房東跟一條死魚一樣躺在地上翻著白眼,身邊的那些小混混每個人臉上都帶著不同意味的笑意。我不知道房東在房子裏安裝那些攝像頭拍攝租客洗澡視頻的時候有沒有想過有一天他也會被別人這麽對待,我想大概是從未想過。


    一個加害者一直都是以加害者的身份在傷害別人,怎麽會想到有一天自己也會變成受害者?

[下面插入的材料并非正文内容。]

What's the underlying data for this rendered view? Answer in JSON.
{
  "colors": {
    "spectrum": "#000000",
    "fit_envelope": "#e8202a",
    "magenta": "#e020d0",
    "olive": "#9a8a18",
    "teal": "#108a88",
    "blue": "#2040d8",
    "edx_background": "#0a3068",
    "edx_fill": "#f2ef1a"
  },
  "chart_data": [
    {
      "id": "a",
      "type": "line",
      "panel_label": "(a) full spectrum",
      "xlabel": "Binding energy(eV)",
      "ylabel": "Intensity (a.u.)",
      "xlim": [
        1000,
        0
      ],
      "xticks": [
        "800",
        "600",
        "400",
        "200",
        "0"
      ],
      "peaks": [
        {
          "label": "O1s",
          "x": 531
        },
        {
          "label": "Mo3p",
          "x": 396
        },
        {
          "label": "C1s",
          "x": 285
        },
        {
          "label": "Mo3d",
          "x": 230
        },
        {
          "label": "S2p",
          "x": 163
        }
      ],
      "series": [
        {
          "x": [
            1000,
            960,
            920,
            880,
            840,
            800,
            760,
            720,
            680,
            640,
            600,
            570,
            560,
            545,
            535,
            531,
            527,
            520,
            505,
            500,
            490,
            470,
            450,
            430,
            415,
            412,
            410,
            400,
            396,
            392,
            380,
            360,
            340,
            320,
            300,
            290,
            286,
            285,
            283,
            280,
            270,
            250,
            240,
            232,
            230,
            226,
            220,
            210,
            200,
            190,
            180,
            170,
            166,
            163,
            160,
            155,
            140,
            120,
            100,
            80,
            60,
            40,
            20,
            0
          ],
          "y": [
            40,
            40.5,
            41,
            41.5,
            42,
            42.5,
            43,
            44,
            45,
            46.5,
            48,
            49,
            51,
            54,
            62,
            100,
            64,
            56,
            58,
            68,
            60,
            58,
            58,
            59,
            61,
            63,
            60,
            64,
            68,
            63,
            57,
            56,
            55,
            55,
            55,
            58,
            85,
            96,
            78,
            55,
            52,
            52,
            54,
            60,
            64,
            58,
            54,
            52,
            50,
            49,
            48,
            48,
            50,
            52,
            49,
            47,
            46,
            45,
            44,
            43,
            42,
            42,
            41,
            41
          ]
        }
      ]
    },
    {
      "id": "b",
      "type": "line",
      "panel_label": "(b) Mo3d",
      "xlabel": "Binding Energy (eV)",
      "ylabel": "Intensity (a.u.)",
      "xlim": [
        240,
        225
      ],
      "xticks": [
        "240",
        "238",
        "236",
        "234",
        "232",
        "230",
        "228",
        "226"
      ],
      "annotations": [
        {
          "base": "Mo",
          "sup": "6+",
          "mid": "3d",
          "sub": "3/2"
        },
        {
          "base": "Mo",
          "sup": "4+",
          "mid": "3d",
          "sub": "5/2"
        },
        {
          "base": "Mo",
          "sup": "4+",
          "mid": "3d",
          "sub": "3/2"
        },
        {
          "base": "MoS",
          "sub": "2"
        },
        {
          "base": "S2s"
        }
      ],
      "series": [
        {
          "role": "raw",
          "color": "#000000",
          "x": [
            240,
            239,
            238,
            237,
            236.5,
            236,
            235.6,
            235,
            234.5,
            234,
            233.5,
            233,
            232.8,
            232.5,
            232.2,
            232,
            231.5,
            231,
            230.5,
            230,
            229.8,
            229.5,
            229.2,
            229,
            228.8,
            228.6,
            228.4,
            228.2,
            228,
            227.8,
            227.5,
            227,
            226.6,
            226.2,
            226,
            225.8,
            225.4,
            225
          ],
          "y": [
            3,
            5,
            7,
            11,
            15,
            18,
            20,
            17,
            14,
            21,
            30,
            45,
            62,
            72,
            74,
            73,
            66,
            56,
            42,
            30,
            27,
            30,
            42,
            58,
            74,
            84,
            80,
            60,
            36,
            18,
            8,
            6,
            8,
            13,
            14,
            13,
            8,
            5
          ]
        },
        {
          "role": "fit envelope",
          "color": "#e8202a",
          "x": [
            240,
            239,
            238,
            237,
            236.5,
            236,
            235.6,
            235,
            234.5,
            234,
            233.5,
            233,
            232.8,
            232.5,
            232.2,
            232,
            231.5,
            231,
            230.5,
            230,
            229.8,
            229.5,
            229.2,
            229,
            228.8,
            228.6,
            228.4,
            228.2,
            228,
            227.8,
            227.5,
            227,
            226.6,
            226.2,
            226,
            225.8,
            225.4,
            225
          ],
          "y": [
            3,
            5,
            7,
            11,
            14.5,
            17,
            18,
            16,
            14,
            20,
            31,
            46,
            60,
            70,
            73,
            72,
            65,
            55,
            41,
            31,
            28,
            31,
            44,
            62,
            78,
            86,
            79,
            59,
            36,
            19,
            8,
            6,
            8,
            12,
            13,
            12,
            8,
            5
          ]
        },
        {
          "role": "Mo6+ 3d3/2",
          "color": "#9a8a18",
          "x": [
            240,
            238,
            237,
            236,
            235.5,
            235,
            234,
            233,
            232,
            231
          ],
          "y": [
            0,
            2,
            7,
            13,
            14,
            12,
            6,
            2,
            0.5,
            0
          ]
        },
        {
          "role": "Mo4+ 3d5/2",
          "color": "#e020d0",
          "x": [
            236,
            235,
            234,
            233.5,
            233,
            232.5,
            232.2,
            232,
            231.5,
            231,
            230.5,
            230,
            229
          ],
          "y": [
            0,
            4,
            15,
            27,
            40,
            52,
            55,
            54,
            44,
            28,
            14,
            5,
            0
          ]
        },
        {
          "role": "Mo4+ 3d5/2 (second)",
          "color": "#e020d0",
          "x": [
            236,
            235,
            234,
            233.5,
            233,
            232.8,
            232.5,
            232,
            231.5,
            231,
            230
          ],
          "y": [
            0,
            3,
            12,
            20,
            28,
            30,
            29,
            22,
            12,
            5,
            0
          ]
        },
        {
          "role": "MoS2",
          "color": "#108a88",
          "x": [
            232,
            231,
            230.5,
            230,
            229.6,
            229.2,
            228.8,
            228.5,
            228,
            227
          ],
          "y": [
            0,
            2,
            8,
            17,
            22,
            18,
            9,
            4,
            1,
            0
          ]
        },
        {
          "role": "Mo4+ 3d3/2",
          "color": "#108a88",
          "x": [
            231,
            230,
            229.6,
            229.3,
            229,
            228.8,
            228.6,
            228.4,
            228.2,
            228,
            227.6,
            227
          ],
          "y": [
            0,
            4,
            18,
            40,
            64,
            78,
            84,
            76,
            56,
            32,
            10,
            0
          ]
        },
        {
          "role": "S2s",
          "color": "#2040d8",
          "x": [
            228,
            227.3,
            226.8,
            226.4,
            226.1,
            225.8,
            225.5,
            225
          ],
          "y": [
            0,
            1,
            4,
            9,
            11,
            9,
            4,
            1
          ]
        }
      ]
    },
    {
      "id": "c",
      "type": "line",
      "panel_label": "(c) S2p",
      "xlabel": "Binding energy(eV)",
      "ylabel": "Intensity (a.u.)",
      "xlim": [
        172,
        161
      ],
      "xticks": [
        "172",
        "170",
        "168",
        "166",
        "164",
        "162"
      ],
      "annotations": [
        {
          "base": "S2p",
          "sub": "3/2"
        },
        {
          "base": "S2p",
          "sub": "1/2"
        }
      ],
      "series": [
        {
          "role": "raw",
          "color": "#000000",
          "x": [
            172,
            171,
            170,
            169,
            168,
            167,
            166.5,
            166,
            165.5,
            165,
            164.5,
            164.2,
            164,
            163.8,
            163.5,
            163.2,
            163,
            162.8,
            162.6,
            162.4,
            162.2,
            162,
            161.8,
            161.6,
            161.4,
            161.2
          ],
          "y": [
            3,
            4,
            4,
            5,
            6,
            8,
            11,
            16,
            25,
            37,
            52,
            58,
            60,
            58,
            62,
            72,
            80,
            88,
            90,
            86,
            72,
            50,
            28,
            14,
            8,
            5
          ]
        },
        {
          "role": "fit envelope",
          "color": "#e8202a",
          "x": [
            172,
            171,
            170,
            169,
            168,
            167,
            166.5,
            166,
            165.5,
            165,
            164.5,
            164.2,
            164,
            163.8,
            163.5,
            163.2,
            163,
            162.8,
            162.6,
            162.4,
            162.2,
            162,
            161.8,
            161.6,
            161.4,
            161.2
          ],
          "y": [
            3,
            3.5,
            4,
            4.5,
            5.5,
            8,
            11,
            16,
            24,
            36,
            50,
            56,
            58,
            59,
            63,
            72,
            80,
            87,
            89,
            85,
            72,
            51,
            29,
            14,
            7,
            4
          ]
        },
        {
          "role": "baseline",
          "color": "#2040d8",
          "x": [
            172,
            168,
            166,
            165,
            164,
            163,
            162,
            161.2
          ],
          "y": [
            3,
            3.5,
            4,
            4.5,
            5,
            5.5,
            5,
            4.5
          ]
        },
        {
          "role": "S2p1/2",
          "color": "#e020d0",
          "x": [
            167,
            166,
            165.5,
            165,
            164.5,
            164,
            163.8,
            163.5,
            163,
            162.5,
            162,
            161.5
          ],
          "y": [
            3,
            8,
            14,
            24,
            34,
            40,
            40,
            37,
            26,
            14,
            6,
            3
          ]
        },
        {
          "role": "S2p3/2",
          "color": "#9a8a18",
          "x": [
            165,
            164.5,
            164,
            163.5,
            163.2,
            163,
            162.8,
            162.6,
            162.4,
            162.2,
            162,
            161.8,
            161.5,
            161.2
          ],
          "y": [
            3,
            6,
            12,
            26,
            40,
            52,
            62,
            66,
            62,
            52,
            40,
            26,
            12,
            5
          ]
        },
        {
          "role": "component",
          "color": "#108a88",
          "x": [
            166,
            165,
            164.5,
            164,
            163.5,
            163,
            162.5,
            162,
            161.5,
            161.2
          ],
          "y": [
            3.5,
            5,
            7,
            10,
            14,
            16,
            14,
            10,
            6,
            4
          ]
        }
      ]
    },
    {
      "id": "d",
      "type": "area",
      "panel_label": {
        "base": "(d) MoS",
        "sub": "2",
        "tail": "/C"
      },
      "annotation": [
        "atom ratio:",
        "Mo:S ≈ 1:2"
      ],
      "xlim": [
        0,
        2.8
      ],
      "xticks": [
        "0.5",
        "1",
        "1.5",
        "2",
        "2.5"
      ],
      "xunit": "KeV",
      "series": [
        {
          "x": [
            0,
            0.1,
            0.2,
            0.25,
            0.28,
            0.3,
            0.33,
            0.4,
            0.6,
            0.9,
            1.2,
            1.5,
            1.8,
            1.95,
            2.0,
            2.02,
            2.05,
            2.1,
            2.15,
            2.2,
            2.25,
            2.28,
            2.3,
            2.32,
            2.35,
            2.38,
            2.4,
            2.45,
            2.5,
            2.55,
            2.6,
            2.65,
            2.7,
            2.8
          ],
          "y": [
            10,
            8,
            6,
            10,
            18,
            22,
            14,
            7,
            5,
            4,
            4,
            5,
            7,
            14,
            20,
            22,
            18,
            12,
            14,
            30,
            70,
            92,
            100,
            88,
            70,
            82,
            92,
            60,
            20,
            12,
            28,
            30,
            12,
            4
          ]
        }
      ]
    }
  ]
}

    我突然間覺著現場的這些小混混都變得可愛起來,法律沒有給受害者一個交代,但是他們做到了。即便手段有些齷齪,但於我來說也算是個安慰。


    以德報怨,何如?


    何以報德?以直報怨,以德報德。


    聽夠了那些虛妄的雞湯,也受夠了那些公知宣揚善良,原諒作惡的人。那些作惡的人在作惡的時候可曾想到他們的所作所為會為被害者帶來怎樣的傷害?


    一句輕飄飄的對不起難道就能抹殺掉所有的傷害?


    我做不到!


    即便此時此刻,我仍舊因當日之事感到恐懼。我恐懼人群,整夜整夜的睡不著,即便是睡著了也會被噩夢驚醒。我一直活在擔心受怕中,為什麽還要原諒這種人渣?


    甚至自己不能代表全部的受害者,或許有的人認為不過隻是看看而已,又摸不著,當做無所謂。可是我不行,既是我一遍又一遍的告訴自己:景溪,沒事了,所有的一切都過去了。你看,沒有人傷害你的身體,你也沒有被侵犯,這樣就很好了。


    理智上相信這樣的安慰,可是潛意識裏卻蟄伏著恐懼。


    那些小混混將侵犯房東的視頻當著他的麵賣給了黃色網站,曾經他將別人被偷窺的視頻賣給那些網站,讓無辜的人受傷害。誰也沒有想到如今是這個作惡多端的人被上傳到這樣的網站上,供那些躲在電腦後麵的獵奇者窺探、討論、欣賞。


    即便做到這裏那些小混混依舊是沒有收手,給房東喂了藥,各種姿勢擺拍後,將其洗出來散發在小區裏。就算是房東的親人也沒有放過,他的親人也都受到了這樣不雅觀的照片。


    在做完這些事之後房東就被送了迴去,前後不過幾個小時,他的世界早已天翻地覆。


    沒有勒索、沒有綁票、甚至沒有威脅。


    那些小混混似乎隻是為了讓人渣也體會一下那些受害者遭遇到的事情,做完這一切後他們在這個城市裏消失的無隱無蹤。


    親眼看到這個過程的房東聲嘶力竭的大叫著、辱罵著,如今的他已然已經瘋了。


    或許是因為接受不了這個打擊,人渣被氣死了。


    彌留之際他也不曾對往日那些惡毒、惡心的行徑感到絲毫的悔恨,他恨得是讓那些小混混讓他遭遇到了如此奇恥大辱。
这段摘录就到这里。